The most common problem in India regarding hypertension most Indians suffering from it are unaware of their condition. A recent study conducted by the Public Health Foundation of India (PHFI), Harvard T.H. Chan School of Public Health, Heidelberg Institute of Global Health, University of Birmingham and University of Gottingen on the basis of National Health and Family Survey (NFHS-4, 2015-16) found out the in-depth details about the prevalence of hypertension in India. The data was collected from 731864 individuals aged 15-49 years, which covered each district of 29 states and 7 union territories of India and found out the following: 

  • Only 5.3% of hypertensive men and 10.9% of hypertensive women between the ages of 15 and 49 have their blood pressure under control (i.e. they take medications and have normal blood pressure).
  • Screening of hypertensive individuals was lowest in Madhya Pradesh (61.3 percent) and highest in Haryana (93.5 percent). Awareness level was lowest in Chhattisgarh (22.1 percent) and highest in Puducherry (80.5 percent).
  • More than half of Indians aged 15-49 years with hypertension are not aware of their hypertension status and diagnosis. 
  • The study also highlighted that less than 1 in 7 (13%) reported currently taking hypertensive medication and less than 1 in 10 (8%) had their blood pressure under control. 

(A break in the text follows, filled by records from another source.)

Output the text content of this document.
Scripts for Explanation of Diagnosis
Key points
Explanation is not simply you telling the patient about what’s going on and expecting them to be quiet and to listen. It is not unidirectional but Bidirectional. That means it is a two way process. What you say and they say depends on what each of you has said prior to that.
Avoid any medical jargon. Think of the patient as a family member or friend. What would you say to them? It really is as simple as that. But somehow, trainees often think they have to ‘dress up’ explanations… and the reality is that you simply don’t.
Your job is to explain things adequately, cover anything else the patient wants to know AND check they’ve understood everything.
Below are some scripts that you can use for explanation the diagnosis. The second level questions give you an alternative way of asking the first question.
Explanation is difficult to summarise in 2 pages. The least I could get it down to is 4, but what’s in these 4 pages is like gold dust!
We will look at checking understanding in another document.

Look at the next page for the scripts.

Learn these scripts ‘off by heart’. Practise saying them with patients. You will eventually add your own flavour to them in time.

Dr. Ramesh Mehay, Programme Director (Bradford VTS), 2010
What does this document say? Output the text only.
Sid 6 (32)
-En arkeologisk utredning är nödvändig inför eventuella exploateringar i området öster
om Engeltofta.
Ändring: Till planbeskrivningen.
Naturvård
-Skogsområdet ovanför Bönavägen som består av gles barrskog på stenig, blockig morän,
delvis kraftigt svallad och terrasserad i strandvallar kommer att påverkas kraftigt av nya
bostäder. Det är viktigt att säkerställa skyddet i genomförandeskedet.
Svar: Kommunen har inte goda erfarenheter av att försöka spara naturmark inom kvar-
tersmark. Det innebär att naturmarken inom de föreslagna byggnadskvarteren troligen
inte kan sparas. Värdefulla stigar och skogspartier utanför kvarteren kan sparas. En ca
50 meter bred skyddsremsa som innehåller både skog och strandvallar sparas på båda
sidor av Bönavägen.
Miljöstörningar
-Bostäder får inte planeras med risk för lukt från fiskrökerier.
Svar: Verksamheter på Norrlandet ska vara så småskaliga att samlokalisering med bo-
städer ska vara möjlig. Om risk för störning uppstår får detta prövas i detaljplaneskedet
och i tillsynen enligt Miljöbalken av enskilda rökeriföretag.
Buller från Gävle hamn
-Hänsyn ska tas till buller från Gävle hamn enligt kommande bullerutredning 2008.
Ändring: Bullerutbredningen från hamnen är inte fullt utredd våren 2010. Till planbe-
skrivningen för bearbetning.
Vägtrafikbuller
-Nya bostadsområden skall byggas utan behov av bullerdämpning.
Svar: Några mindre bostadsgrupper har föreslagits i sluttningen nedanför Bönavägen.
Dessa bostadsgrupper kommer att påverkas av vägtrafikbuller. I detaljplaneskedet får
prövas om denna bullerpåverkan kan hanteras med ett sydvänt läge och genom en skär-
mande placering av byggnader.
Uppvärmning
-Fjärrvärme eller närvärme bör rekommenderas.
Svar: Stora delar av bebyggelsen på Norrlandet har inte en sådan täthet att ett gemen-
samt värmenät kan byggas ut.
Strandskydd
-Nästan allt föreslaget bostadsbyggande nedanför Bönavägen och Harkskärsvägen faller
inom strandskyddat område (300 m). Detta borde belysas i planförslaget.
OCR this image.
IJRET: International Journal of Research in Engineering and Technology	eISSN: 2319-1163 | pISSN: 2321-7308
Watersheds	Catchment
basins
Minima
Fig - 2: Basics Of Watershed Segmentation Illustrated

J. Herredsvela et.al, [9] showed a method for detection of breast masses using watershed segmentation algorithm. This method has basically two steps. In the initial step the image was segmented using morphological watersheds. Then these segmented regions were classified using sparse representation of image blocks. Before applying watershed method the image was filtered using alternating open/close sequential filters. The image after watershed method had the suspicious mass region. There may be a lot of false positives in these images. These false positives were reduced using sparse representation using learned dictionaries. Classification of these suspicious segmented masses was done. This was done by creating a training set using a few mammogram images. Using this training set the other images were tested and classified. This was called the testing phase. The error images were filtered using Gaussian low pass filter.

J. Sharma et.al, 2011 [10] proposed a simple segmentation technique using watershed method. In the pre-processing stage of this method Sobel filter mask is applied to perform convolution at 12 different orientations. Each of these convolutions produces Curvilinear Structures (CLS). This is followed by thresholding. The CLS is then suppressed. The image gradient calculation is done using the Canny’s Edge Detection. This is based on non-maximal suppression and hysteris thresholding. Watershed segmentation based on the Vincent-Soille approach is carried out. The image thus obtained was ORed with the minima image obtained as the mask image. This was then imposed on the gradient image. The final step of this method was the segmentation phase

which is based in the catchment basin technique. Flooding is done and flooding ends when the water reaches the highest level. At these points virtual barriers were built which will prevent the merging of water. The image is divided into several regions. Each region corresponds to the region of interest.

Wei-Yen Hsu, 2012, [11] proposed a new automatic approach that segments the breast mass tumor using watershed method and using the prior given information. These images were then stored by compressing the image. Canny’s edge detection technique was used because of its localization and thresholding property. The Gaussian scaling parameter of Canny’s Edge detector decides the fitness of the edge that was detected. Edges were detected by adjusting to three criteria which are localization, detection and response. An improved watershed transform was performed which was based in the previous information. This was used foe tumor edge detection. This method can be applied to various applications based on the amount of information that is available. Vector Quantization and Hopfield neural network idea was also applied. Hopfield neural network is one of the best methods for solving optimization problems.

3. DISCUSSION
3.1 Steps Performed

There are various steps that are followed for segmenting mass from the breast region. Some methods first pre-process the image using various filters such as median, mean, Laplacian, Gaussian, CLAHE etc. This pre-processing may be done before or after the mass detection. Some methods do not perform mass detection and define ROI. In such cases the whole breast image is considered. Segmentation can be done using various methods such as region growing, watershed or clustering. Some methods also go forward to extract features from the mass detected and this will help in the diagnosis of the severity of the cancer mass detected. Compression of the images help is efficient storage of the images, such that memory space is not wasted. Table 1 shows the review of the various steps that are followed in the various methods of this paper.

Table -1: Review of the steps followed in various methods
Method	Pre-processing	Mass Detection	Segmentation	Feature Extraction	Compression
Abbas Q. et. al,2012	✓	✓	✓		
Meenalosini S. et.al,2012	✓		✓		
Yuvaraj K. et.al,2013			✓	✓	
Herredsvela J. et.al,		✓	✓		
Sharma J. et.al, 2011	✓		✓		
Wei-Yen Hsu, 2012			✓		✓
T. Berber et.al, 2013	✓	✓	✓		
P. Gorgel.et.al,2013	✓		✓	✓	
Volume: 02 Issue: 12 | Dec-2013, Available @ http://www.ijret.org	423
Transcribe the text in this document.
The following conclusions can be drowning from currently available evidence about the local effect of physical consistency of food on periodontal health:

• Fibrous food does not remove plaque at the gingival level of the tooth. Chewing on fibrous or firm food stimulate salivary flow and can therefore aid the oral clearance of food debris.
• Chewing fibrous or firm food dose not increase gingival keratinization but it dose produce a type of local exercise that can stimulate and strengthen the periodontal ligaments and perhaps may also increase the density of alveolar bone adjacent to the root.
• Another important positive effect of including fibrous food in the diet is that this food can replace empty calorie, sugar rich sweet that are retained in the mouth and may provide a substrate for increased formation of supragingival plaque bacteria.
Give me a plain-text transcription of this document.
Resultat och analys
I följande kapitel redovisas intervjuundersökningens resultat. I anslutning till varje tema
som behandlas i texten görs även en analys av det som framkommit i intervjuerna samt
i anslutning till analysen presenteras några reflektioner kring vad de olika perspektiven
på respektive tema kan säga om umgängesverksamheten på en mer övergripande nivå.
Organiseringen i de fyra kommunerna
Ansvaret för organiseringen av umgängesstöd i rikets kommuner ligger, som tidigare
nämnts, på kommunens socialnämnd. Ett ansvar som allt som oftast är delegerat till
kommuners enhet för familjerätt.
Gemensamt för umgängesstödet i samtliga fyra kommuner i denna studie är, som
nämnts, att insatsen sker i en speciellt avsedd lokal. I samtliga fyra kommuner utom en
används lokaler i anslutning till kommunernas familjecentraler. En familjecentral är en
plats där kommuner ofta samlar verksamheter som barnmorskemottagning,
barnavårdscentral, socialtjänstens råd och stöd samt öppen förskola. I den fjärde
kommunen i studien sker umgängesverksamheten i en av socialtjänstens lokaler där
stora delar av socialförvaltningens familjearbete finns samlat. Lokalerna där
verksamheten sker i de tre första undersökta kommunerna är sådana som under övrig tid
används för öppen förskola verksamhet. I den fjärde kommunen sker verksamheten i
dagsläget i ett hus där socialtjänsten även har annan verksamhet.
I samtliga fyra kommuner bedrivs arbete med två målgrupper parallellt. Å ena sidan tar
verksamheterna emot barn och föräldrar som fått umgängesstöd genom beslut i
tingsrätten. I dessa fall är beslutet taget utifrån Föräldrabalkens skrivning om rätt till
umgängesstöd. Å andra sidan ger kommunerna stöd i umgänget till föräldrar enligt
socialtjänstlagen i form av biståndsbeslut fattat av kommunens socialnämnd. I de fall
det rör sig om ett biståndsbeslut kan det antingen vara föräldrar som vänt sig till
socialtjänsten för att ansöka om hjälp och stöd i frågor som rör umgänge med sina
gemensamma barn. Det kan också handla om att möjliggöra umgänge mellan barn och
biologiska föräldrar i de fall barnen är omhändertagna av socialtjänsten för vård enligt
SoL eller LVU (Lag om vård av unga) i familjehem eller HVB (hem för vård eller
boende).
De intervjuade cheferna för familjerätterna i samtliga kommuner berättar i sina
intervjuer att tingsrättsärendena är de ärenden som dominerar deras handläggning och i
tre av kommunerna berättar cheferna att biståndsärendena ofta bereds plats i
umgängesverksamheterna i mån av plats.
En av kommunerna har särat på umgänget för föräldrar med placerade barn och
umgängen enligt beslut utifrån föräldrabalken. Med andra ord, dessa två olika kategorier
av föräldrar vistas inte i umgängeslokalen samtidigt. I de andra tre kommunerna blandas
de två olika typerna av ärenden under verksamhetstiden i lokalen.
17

The findings of the study inform us about the urgency required for the improvements in hypertension awareness, care and control, and treatment for all Indians especially amongst the most productive years (15-49 years). “While people do not usually notice that they have high blood pressure, the condition raises the risk of heart attacks and strokes substantially. Scaling up screening and treatment for high blood pressure is feasible because the condition is easy to test for and inexpensive to treat. Such a scale-up could result in huge benefits for population health in India.” said author Pascal Geldsetzer from Harvard T.H. Chan School of Public Health. 

India forms 18% of the global population and is predicted to be the most populous country by 2025. India’s ability to manage hypertension care will have a decisive impact on the world’s ability to achieve international NCD goals, including the Sustainable Development Goals (SDG) and the Global Action Plan for the Prevention and Control of NCDs of the World Health Organization (WHO). “Hypertension may not have any symptoms, diagnosis in the early phase is untapped due to lack of awareness and regular medical checkups. Hypertension can be avoided with regular checkups and lifestyle modifications. India needs to focus on this silent killer to reduce preventable premature morbidity and mortality burden due to cardiovascular diseases.” said author Ashish Awasthi, Assistant Professor (INSPIRE Faculty) at PHFI.

Some of the ways through which hypertension can be avoided are eating a healthy diet, getting regular exercise, being at a healthy weight, limiting alcohol, not smoking, managing stress and talking to family and friends about problems. Hypertension management prevents future strokes, heart attacks, and deaths. Since the treatment and diagnosis of hypertension are relatively easy and cheap, the hypertension epidemic can be easily avoided in the near future.